'No path for him to return': Hybels allegations hang over Willow Creek leadership summit
Willow Creek Community Church in South Barrington kicked off its 23rd annual, two-day Global Leadership Summit amid swirling controversy over sexual misconduct accusations leveled against founder Bill Hybels and the continuing resignations of its leaders.
Tom De Vries, president and CEO of the separate Willow Creek Association, which hosts the summit, began the event Thursday by repeating apologies that have been issued by Willow Creek leaders. On Wednesday night, roughly 12 hours before the summit began, Lead Pastor Heather Larson announced she was stepping down and the entire elder board will follow by year's end.
De Vries apologized for how Willow Creek officials initially were defensive after the first round of accusations against Hybels surfaced. He said an independent investigation of the allegations will occur and that Hybels has not had anything to do with the popular summit since leaving the church about four months ago.
"There is no path for him to return," De Vries said.
Life.Church co-founder and Senior Pastor Craig Groeschel was the summit's first speaker -- a slot that went to Hybels over the years, he noted. He said he's been "sickened" by the allegations against Hybels and that power must be used for the good of others.
"Like many of you, I am grieving deeply," Groeschel said. "I hurt. I ache."
Despite the cloud hanging over Willow Creek, a festive atmosphere greeted attendees as they entered the summit with a band playing near the main entrance. The musicians resumed playing at lunchtime near where long lines formed for food trucks.
Another round of allegations against Hybels surfaced in a New York Times story Sunday in which his former executive assistant, Pat Baranowski, claimed he repeatedly groped her in the 1980s. The same day, lead teaching pastor Steve Carter announced his resignation in a blog post, saying he was "horrified" by the new accusations against Hybels.
Hybels, who denied the latest accusations to The Times, stepped down as senior pastor April 10. His departure came six months before his planned retirement and three weeks after published allegations of unwanted kissing and hugging, suggestive comments and other improper behavior that spanned at least 20 years.
In June, Lane Moyer, the new chairman of the elder board at the South Barrington megachurch, addressed accusations other women made against Hybels. He said "there's truth Bill made inappropriate choices in how he conducted certain meetings" and that women believed they were wronged.
De Vries said Willow Creek remains in the middle of difficult and demanding circumstances. He said Willow Creek will be committed to forming an advisory leadership council to provide oversight for the planned independent investigation to get to the bottom of any misconduct or wrongdoing.
"I hoped that we would have moved further in constituting this (advisory) group," De Vries said. "We do have key evangelical leaders who are willing to step up and participate."
The two-day Global Leadership Summit was dogged in advance by defections from at least three scheduled speakers -- including Oscar-winning actor Denzel Washington -- and several churches across the country that had planned to broadcast the seminars.

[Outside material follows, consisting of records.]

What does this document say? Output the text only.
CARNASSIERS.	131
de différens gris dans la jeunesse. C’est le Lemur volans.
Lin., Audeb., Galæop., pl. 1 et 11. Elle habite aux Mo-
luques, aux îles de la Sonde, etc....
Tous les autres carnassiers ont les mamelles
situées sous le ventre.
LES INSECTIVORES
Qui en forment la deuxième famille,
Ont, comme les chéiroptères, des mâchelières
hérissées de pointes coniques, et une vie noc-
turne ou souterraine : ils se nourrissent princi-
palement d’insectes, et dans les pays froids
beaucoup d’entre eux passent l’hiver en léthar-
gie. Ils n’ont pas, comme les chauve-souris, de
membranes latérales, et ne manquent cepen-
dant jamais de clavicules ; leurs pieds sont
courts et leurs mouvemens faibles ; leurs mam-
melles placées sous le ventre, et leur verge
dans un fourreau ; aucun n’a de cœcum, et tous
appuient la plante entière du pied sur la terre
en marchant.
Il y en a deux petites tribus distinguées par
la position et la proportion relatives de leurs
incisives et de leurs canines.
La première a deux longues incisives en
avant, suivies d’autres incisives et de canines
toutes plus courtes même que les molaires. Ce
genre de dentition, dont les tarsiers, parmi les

Also, best-selling nonfiction author Daniel Pink suddenly backed out of his morning slot. De Vries said Juliet Funt, CEO of WhiteSpace at Work, agreed to substitute for Pink on 48 hours' notice.
About 10,000 people were expected to attend the summit on the main campus Thursday and Friday, with another 150,000 viewing remotely across the United States. Roughly 250,000 people in 135 other countries were projected to listen in 60 languages.